All that would be news to the star of a new film premiering soon on Nat Geo WILD, “The Unlikely Leopard.” The documentary tracks the first years of a clumsy, awkward, mama’s-boy of a leopard who seems a bit ill-suited for the lofty mantle often reserved for these big cats.

The film is the latest from Dereck and Beverly Joubert, seasoned filmmakers who have dedicated their lives to documenting the dramatic stories of Africa’s lions and other big cats — and their increasingly dire circumstances, which have sent their numbers plummeting in recent decades. It can get a bit depressing, they said, to compare the crowds of lions and other cats they regularly saw 30 years ago, to the far more paltry numbers they see today.

Unexpected comedy

Enter “The Unlikely Leopard,” a film that introduces its star when he is a tiny, 10-day-old, thoroughly irresistible cat. The film is certainly a departure for the duo, the husband-and-wife team said. There was a lot more laughter than usual.

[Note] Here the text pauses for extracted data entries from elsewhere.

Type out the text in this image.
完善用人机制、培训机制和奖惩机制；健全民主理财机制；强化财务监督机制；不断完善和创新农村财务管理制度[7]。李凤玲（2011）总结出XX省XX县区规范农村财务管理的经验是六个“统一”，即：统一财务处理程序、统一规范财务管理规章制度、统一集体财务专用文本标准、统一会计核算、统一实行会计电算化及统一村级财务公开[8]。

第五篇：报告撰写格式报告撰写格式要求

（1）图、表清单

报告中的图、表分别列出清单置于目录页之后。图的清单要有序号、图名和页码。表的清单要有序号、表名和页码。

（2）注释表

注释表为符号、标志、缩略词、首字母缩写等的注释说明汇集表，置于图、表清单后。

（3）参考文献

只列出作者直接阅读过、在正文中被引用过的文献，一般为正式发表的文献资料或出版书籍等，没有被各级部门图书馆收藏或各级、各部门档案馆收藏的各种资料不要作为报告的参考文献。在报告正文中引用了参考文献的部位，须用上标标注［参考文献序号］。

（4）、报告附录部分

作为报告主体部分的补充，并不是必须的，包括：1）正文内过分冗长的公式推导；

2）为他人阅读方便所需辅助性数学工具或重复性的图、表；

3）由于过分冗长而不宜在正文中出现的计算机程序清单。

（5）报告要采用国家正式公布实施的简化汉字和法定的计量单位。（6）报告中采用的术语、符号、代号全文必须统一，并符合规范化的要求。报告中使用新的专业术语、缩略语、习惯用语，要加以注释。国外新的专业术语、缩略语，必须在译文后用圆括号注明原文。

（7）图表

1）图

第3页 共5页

“There were moments that we would crack up over and over just watching him fall out of a tree or play with something he shouldn’t play with,” Beverly told OurAmazingPlanet. “He seemed to not quite want to do what normal leopards do.”

The Jouberts said they had no idea the little leopard would prove to offer such comic relief. “We just happened to find a young leopard, and I think that he told us his story,” Dereck said.

Beautifully shot, impeccably edited and skillfully written, actor Jeremy Irons’ narration — which is delivered with both gravitas and understated British humor — adds a final bit of sparkle to an already arresting film.

Life among the cats

The Jouberts, South African natives who have lived out of a tent on an island in Botswana for nearly three decades, said that despite the laughter the leopard’s antics provoked, filming the growing cat and his watchful mother was an enormous challenge. Unlike lions, which make their presence known and are very social creatures, leopards are far more solitary, and tend to stay on the move, blending seamlessly into their surroundings.

“So we had a rule,” Dereck said. “One of us had to be watching the cat at all times. If I had to change a lens, Beverly had to watch the cat. With leopards, if they even just roll over, they can disappear.”

In fact, leopards are indeed disappearing, suffering steep declines in many parts of Africa, due to human-cat conflict and a thriving black market for their unmistakable spotted fur, coveted for both its beauty and as a symbol of power. The big cats are nearly extinct in north Africa, according to the International Union for the Conservation of Nature, an independent body that assesses the status of species around the world.

Yet in spite of the serious underlying issues, Beverly said, “making this film and spending time with this leopard was a wonderful chance to be joyful.”

The Jouberts said they hope that their film not only provokes some laughter, but provokes thought and — perhaps most important — further action to protect leopards.

“The Unlikely Leopard” premieres Sunday, July 15, at 9 p.m. ET/PT on Nat Geo WILD.